I'm not going to go into speculation about what happened at SF Pride and why - there are others who will do that. What struck me about this brou-ha-ha is how the core of the LGBT movement establishment (SF Pride is as good a representative of it as any) has completely lost the thread of intersectionality.
Intersectionality is the idea that you can't just look at one kind of oppression in the absence of others. You can't just focus on homophobia, and not understand the ways in which other kinds of oppressive forces intersect. You can't just care about ending your own oppression while you ignore the oppression of others, whoever, and wherever they are.

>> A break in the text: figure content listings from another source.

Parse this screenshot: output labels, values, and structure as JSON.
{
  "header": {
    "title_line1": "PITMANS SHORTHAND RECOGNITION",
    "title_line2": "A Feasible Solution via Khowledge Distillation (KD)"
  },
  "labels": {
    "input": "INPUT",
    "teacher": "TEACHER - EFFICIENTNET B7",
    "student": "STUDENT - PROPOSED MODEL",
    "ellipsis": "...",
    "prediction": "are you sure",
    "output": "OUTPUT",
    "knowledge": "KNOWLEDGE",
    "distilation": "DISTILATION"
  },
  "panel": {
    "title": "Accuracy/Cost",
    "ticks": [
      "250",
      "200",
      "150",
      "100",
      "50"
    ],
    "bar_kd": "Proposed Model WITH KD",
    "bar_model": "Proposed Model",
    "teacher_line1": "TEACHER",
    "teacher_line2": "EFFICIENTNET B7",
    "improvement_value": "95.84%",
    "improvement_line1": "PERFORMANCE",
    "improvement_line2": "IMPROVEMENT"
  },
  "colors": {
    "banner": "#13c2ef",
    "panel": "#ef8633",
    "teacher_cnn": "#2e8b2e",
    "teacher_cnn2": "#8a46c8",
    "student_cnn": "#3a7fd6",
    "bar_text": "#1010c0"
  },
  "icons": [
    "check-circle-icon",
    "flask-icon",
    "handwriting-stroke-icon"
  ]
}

Bradley is currently in military prison, awaiting trial. He has plead guilty to some of the charges against him, and confessed to leaking documents. By exposing the documents he did, he helped to lay bare the utter brutality of the wars in Iraq and Afghanistan.
The thing that struck me the most about the whole situation is not that Bradley Manning was uninvited. It was how he was uninvited. There was this completely unnecessary part of the statement:
...Bradley Manning is facing the military justice system of this country. We all await the decision of that system. However, until that time, even the hint of support for actions which placed in harms way the lives of our men and women in uniform — and countless others, military and civilian alike — will not be tolerated by the leadership of San Francisco Pride. It is, and would be, an insult to every one, gay and straight, who has ever served in the military of this country...
They are bending over backwards to make sure that it was clear that under no circumstances was there to be any suggestion that SF Pride did not support the military completely and wholeheartedly. I can understand that the nomination of Bradley Manning put the board of SF Pride in a difficult situation. And, I can imagine they were thinking: let's not let anything serious get in the way of a good party.
But this statement sweeps away every single doubt in my mind that might have somehow miraculously (and, frankly, uselessly) crept in after years of focus on gay marriage and gays in the military. There is no intersectionality to be found here, anymore, at all. Time to look elsewhere.